Shreyaskumar Patel, MD: So, reiterating some of the things that have been said already, just rephrasing it from a philosophical standpoint: the intent is always cure. The probability of us being able to achieve it is going to be very variable, and it comes down to the curable versus controllable disease population. Another way to look at it is that a prerequisite for cure may well be, or is usually, rendering them completely, grossly free of disease. Can the disease be completely gotten rid of? Can the CT scans be cleared up? Coming back to your question, if the patient has an unresectable tumor at baseline, the goals clearly are, can we make it resectable and therefore use therapies that have a higher response rate and a probability of shrinkage to get it away from the neurovascular bundle or the surrounding visceral organs to enable the surgeon to completely carve it out?
William D. Tap, MD: I just want to make a point here because I hear definitively that you believe you can do that in patients, right? Because it’s often where patients come and they say, “We’ll never be able to convert this to surgery.” Right?

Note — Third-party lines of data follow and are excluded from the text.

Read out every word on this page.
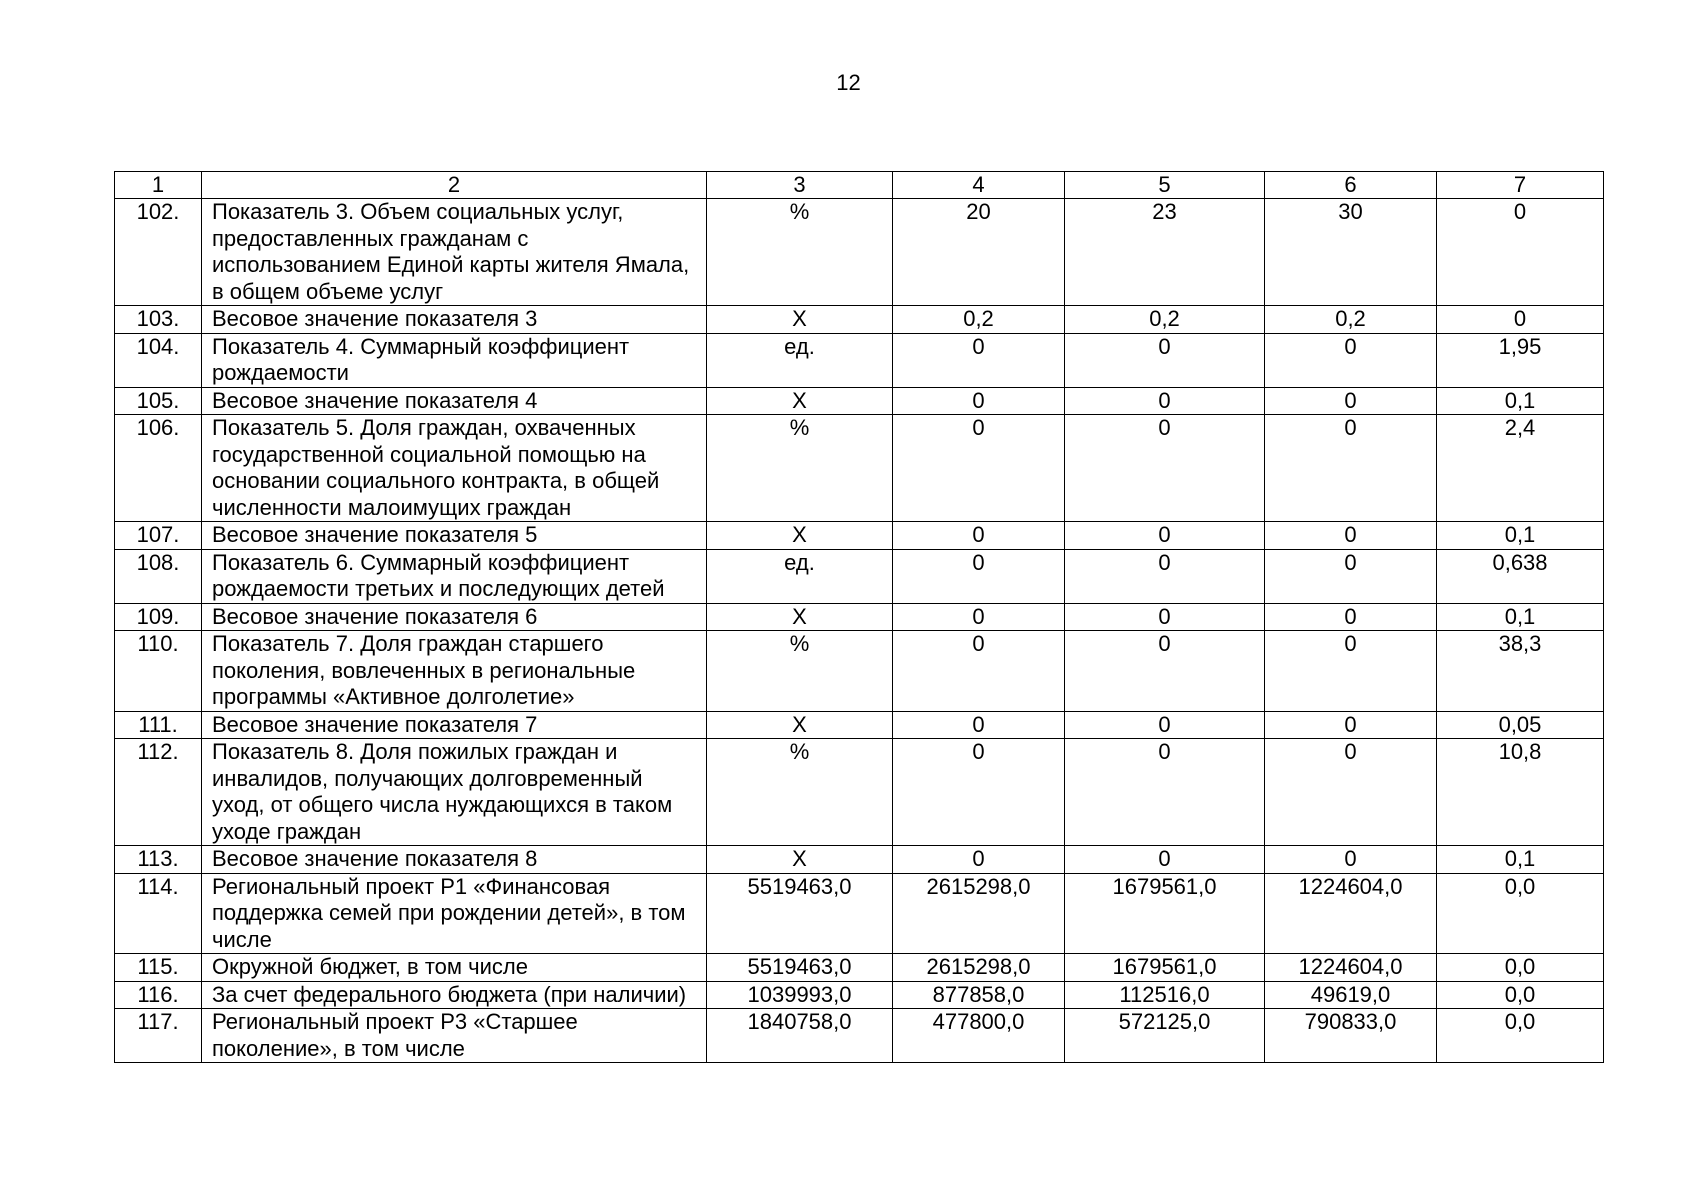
12
1	2	3	4	5	6	7
102.	Показатель 3. Объем социальных услуг, предоставленных гражданам с использованием Единой карты жителя Ямала, в общем объеме услуг	%	20	23	30	0
103.	Весовое значение показателя 3	Х	0,2	0,2	0,2	0
104.	Показатель 4. Суммарный коэффициент рождаемости	ед.	0	0	0	1,95
105.	Весовое значение показателя 4	Х	0	0	0	0,1
106.	Показатель 5. Доля граждан, охваченных государственной социальной помощью на основании социального контракта, в общей численности малоимущих граждан	%	0	0	0	2,4
107.	Весовое значение показателя 5	Х	0	0	0	0,1
108.	Показатель 6. Суммарный коэффициент рождаемости третьих и последующих детей	ед.	0	0	0	0,638
109.	Весовое значение показателя 6	Х	0	0	0	0,1
110.	Показатель 7. Доля граждан старшего поколения, вовлеченных в региональные программы «Активное долголетие»	%	0	0	0	38,3
111.	Весовое значение показателя 7	Х	0	0	0	0,05
112.	Показатель 8. Доля пожилых граждан и инвалидов, получающих долговременный уход, от общего числа нуждающихся в таком уходе граждан	%	0	0	0	10,8
113.	Весовое значение показателя 8	Х	0	0	0	0,1
114.	Региональный проект Р1 «Финансовая поддержка семей при рождении детей», в том числе	5519463,0	2615298,0	1679561,0	1224604,0	0,0
115.	Окружной бюджет, в том числе	5519463,0	2615298,0	1679561,0	1224604,0	0,0
116.	За счет федерального бюджета (при наличии)	1039993,0	877858,0	112516,0	49619,0	0,0
117.	Региональный проект Р3 «Старшее поколение», в том числе	1840758,0	477800,0	572125,0	790833,0	0,0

Shreyaskumar Patel, MD: Right. And so this gets back to Mark’s comment, that on day 1 when the patient is first coming to you, you really don’t know the answer. So, that’s where it becomes more about philosophy and giving it your best shot. Right now, we may try the best of treatments, the disease progresses, and that patient is never going to make it to surgery and will never be cured. Can that happen? It happens unfortunately far too often than we would all care to admit, right?
But I think we are oncologists, we are eternal optimists. So, even when the chance of benefit is 2 out of 10, we will take the risks and recommend treatment to the 10 patients, as long as they’re appropriately selected for organ function, toxicities, and so on and so forth. But you want to give them the best possible chance of getting to an NED, no evidence of disease status, and that becomes the driving force. And that’s not just for an unresectable, locally aggressive primary. They may have a primary with two lung metastases, for example. These are people who can be rendered free of disease, and those are the ones sent home. Aggressive therapy that is going to induce some cytoreduction and volumetric reduction might facilitate other options. We don’t have a surgeon on the panel, but the surgeons don’t like to hear that this is where we would do primary chemotherapy and adjuvant surgery. They don’t like to hear that; they always want adjuvant chemotherapy. But the roles can reverse in the patient population that we’re talking about.